The concept of writing the 'server' that runs on its node here is one that has a housekeeping thread that sleeps, and the main thread that will block/listen on a port. the whole thing can be written in ruby in less than 50 to 70 lines of code.
The servers can use the CLI and terminate the instance id's of other servers, but before doing so it would do something like issue a select statement from table zonepref ordered by preference for the first row that is not in active_nodes. it now has the next zone, it runs ec2-run-instances with the correct ami-id and next zone etc, passing along user data if necessary. You don't want both the Alive servers to create a new instance, so either wrap the create with a row lock in mysql or push the request onto a queue or a stack so only one of them perform it.
anyway, might seem like overkill, but i do a lot of cluster work where nodes have to talk to one another directly. Note that I am not suggesting that just because a node seems to have lost its heartbeat that its AZ has gone down :> Maybe just that instance lost its lunch.
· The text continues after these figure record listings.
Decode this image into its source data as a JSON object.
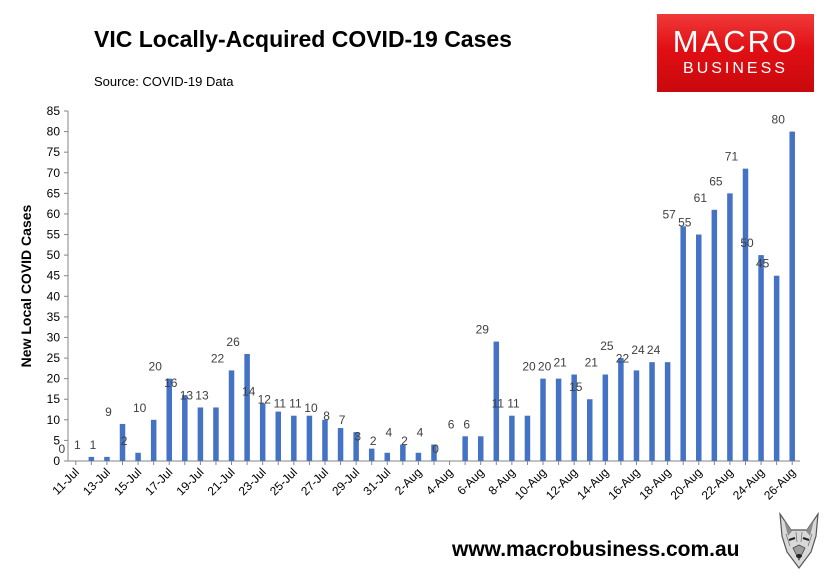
{
  "header": {
    "title": "VIC Locally-Acquired COVID-19 Cases",
    "source": "Source: COVID-19 Data"
  },
  "logo": {
    "line1": "MACRO",
    "line2": "BUSINESS",
    "color": "#e10f14"
  },
  "footer": {
    "url": "www.macrobusiness.com.au",
    "mascot_icon": "wolf-head-icon"
  },
  "chart_data": {
    "type": "bar",
    "title": "VIC Locally-Acquired COVID-19 Cases",
    "ylabel": "New Local COVID Cases",
    "xlabel": "",
    "ylim": [
      0,
      85
    ],
    "yticks": [
      0,
      5,
      10,
      15,
      20,
      25,
      30,
      35,
      40,
      45,
      50,
      55,
      60,
      65,
      70,
      75,
      80,
      85
    ],
    "bar_color": "#4472c4",
    "grid": false,
    "legend": "none",
    "categories": [
      "11-Jul",
      "12-Jul",
      "13-Jul",
      "14-Jul",
      "15-Jul",
      "16-Jul",
      "17-Jul",
      "18-Jul",
      "19-Jul",
      "20-Jul",
      "21-Jul",
      "22-Jul",
      "23-Jul",
      "24-Jul",
      "25-Jul",
      "26-Jul",
      "27-Jul",
      "28-Jul",
      "29-Jul",
      "30-Jul",
      "31-Jul",
      "1-Aug",
      "2-Aug",
      "3-Aug",
      "4-Aug",
      "5-Aug",
      "6-Aug",
      "7-Aug",
      "8-Aug",
      "9-Aug",
      "10-Aug",
      "11-Aug",
      "12-Aug",
      "13-Aug",
      "14-Aug",
      "15-Aug",
      "16-Aug",
      "17-Aug",
      "18-Aug",
      "19-Aug",
      "20-Aug",
      "21-Aug",
      "22-Aug",
      "23-Aug",
      "24-Aug",
      "25-Aug",
      "26-Aug"
    ],
    "x_tick_labels": [
      "11-Jul",
      "13-Jul",
      "15-Jul",
      "17-Jul",
      "19-Jul",
      "21-Jul",
      "23-Jul",
      "25-Jul",
      "27-Jul",
      "29-Jul",
      "31-Jul",
      "2-Aug",
      "4-Aug",
      "6-Aug",
      "8-Aug",
      "10-Aug",
      "12-Aug",
      "14-Aug",
      "16-Aug",
      "18-Aug",
      "20-Aug",
      "22-Aug",
      "24-Aug",
      "26-Aug"
    ],
    "values": [
      0,
      1,
      1,
      9,
      2,
      10,
      20,
      16,
      13,
      13,
      22,
      26,
      14,
      12,
      11,
      11,
      10,
      8,
      7,
      3,
      2,
      4,
      2,
      4,
      0,
      6,
      6,
      29,
      11,
      11,
      20,
      20,
      21,
      15,
      21,
      25,
      22,
      24,
      24,
      57,
      55,
      61,
      65,
      71,
      50,
      45,
      80
    ]
  }
}
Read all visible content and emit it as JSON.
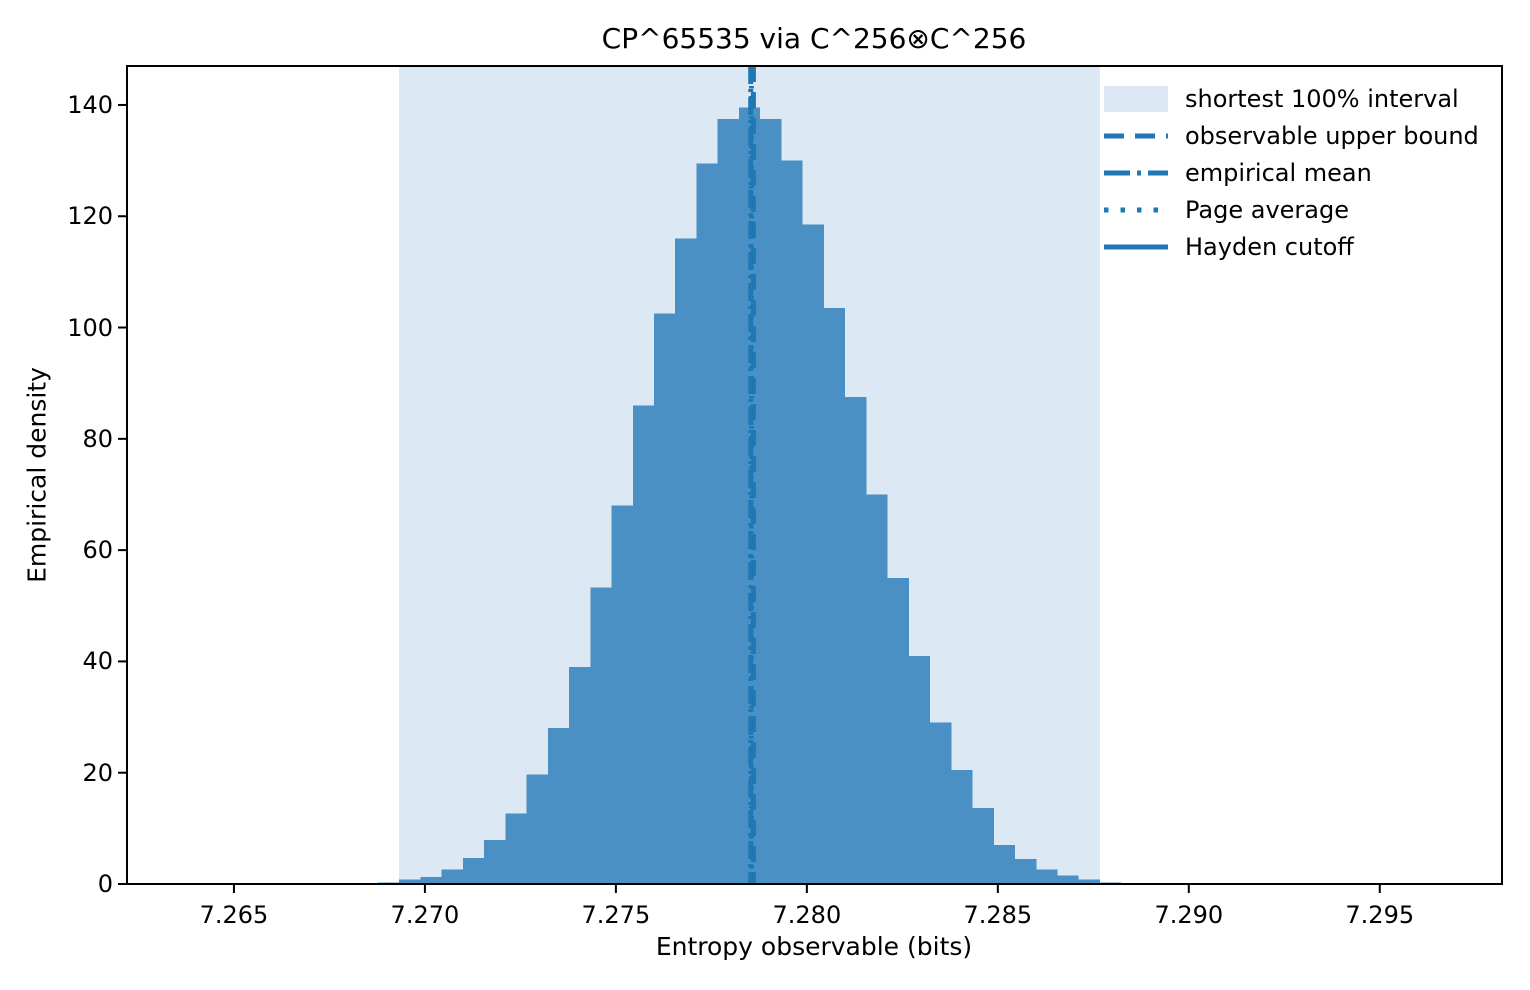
{
  "chart_data": {
    "type": "bar",
    "subtype": "histogram",
    "title": "CP^65535 via C^256⊗C^256",
    "xlabel": "Entropy observable (bits)",
    "ylabel": "Empirical density",
    "xlim": [
      7.2622,
      7.2982
    ],
    "ylim": [
      0,
      147
    ],
    "xticks": [
      7.265,
      7.27,
      7.275,
      7.28,
      7.285,
      7.29,
      7.295
    ],
    "yticks": [
      0,
      20,
      40,
      60,
      80,
      100,
      120,
      140
    ],
    "grid": false,
    "legend_position": "upper right",
    "histogram": {
      "bin_start": 7.26877,
      "bin_width": 0.000556,
      "heights": [
        0.3,
        0.8,
        1.3,
        2.6,
        4.7,
        7.9,
        12.7,
        19.7,
        28,
        39,
        53.3,
        68,
        86,
        102.5,
        116,
        129.5,
        137.5,
        139.5,
        137.5,
        130,
        118.5,
        103.5,
        87.5,
        70,
        55,
        41,
        29,
        20.5,
        13.7,
        7,
        4.5,
        2.6,
        1.5,
        0.8,
        0.25
      ]
    },
    "interval": {
      "label": "shortest 100% interval",
      "from": 7.26932,
      "to": 7.28767
    },
    "vlines": [
      {
        "label": "observable upper bound",
        "x": 7.2786,
        "style": "dashed",
        "visible": true
      },
      {
        "label": "empirical mean",
        "x": 7.27853,
        "style": "dashdot",
        "visible": true
      },
      {
        "label": "Page average",
        "x": 7.27855,
        "style": "dotted",
        "visible": true
      },
      {
        "label": "Hayden cutoff",
        "x": 7.27853,
        "style": "solid",
        "visible": false
      }
    ],
    "legend": [
      {
        "label": "shortest 100% interval",
        "swatch": "patch"
      },
      {
        "label": "observable upper bound",
        "swatch": "dashed"
      },
      {
        "label": "empirical mean",
        "swatch": "dashdot"
      },
      {
        "label": "Page average",
        "swatch": "dotted"
      },
      {
        "label": "Hayden cutoff",
        "swatch": "solid"
      }
    ],
    "colors": {
      "bar": "#4a90c4",
      "interval_fill": "#dce8f3",
      "line": "#1f77b4",
      "spine": "#000000",
      "text": "#000000"
    }
  }
}
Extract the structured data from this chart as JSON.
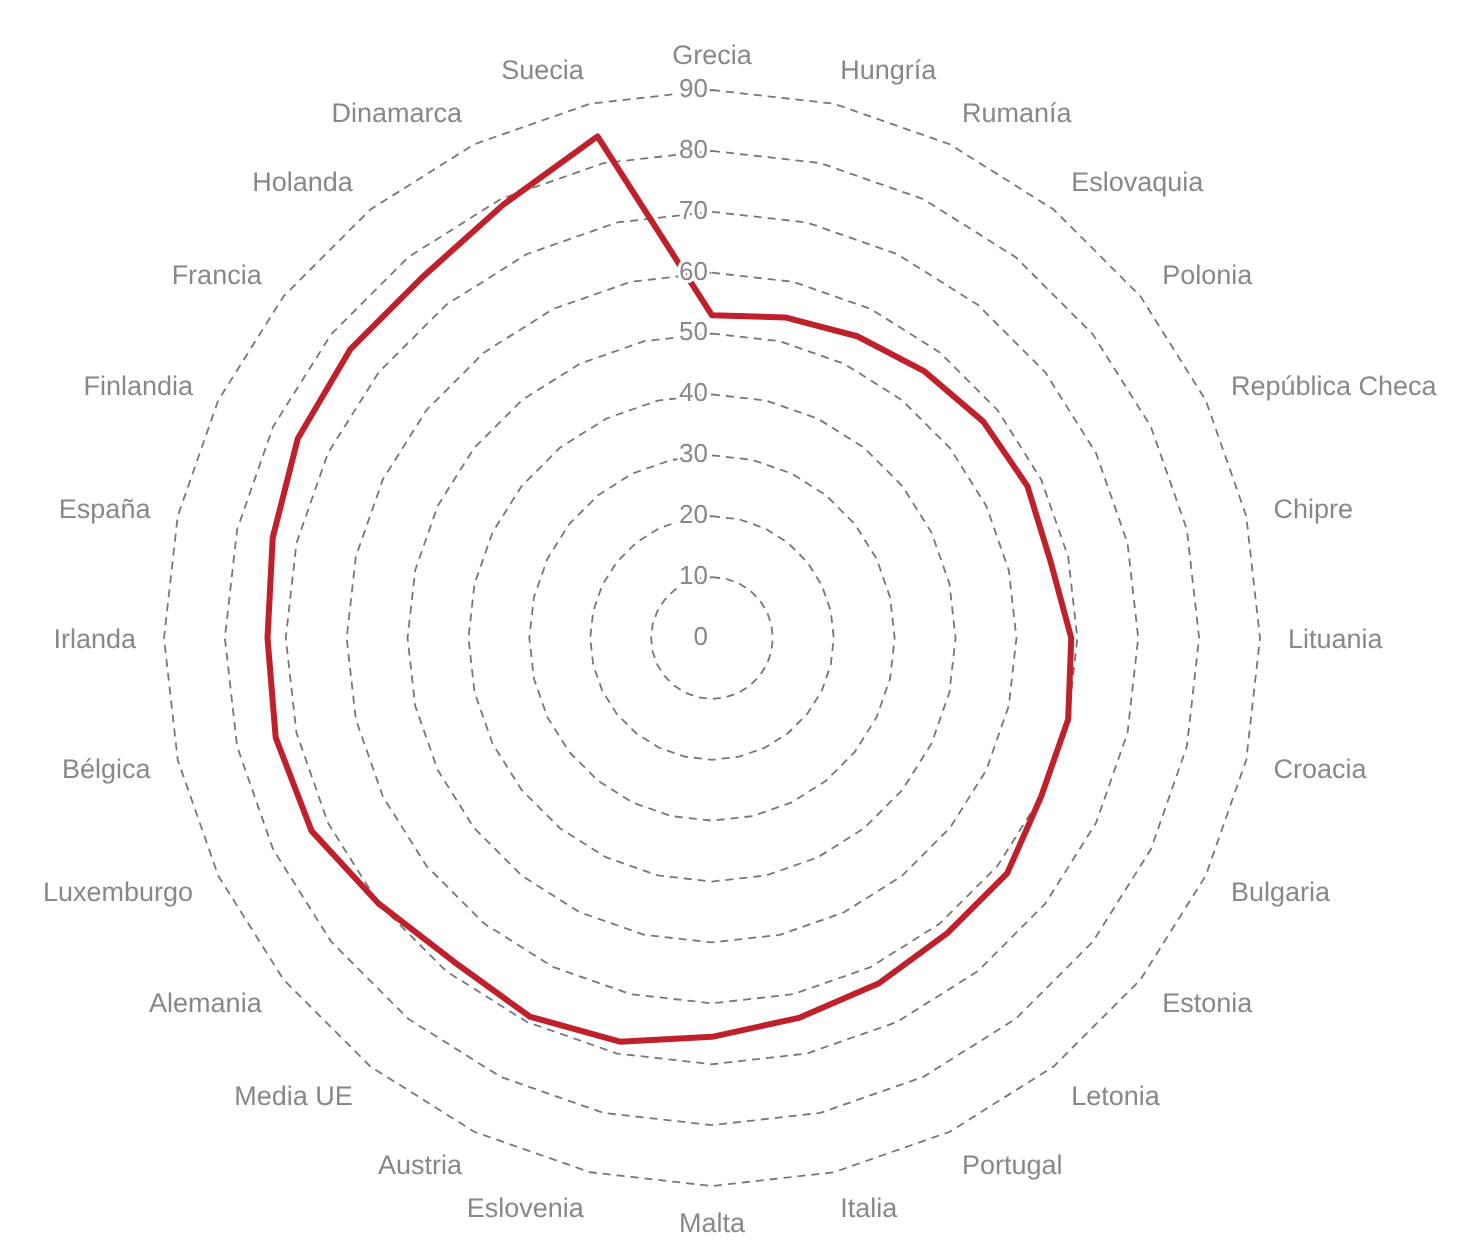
{
  "chart_data": {
    "type": "radar",
    "categories": [
      "Grecia",
      "Hungría",
      "Rumanía",
      "Eslovaquia",
      "Polonia",
      "República Checa",
      "Chipre",
      "Lituania",
      "Croacia",
      "Bulgaria",
      "Estonia",
      "Letonia",
      "Portugal",
      "Italia",
      "Malta",
      "Eslovenia",
      "Austria",
      "Media UE",
      "Alemania",
      "Luxemburgo",
      "Bélgica",
      "Irlanda",
      "España",
      "Finlandia",
      "Francia",
      "Holanda",
      "Dinamarca",
      "Suecia"
    ],
    "series": [
      {
        "color": "#c0202a",
        "values": [
          53,
          54,
          55,
          56,
          57,
          57.5,
          57,
          59,
          60,
          60,
          62,
          62,
          63,
          64,
          65.5,
          68,
          69,
          68,
          70,
          73,
          73.5,
          73,
          74,
          75.5,
          76,
          76,
          79,
          84.5
        ]
      }
    ],
    "ylim": [
      0,
      90
    ],
    "yticks": [
      0,
      10,
      20,
      30,
      40,
      50,
      60,
      70,
      80,
      90
    ],
    "grid": true,
    "line_style": "solid",
    "marker": "none"
  }
}
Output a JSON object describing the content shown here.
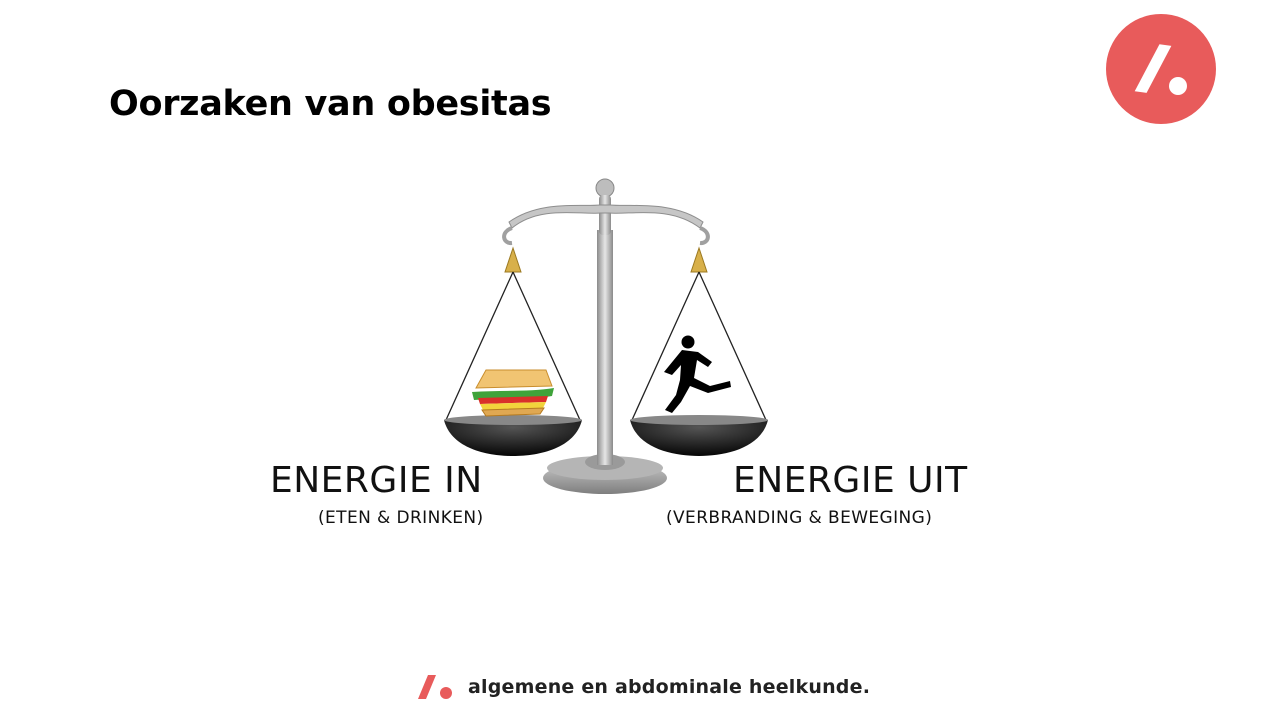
{
  "slide": {
    "title": "Oorzaken van obesitas"
  },
  "scale": {
    "left_pan": {
      "item_icon": "sandwich-icon",
      "label": "ENERGIE IN",
      "sublabel": "(ETEN & DRINKEN)"
    },
    "right_pan": {
      "item_icon": "runner-icon",
      "label": "ENERGIE UIT",
      "sublabel": "(VERBRANDING & BEWEGING)"
    }
  },
  "brand": {
    "name": "algemene en abdominale  heelkunde.",
    "accent": "#e85b5b"
  }
}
Not enough rep to comment.
I wanted to add that an ELB will not route traffic to an empty AZ. This is because ELB's route traffic to instances, not AZ's.
Attaching AZ's to an ELB merely creates an Elastic Network Interface in a subnet in that AZ so that traffic could be routed if an instance in that AZ is added. It's adding instances (for which the AZ associated with the instance but also be associated with the ELB) that creates the routing.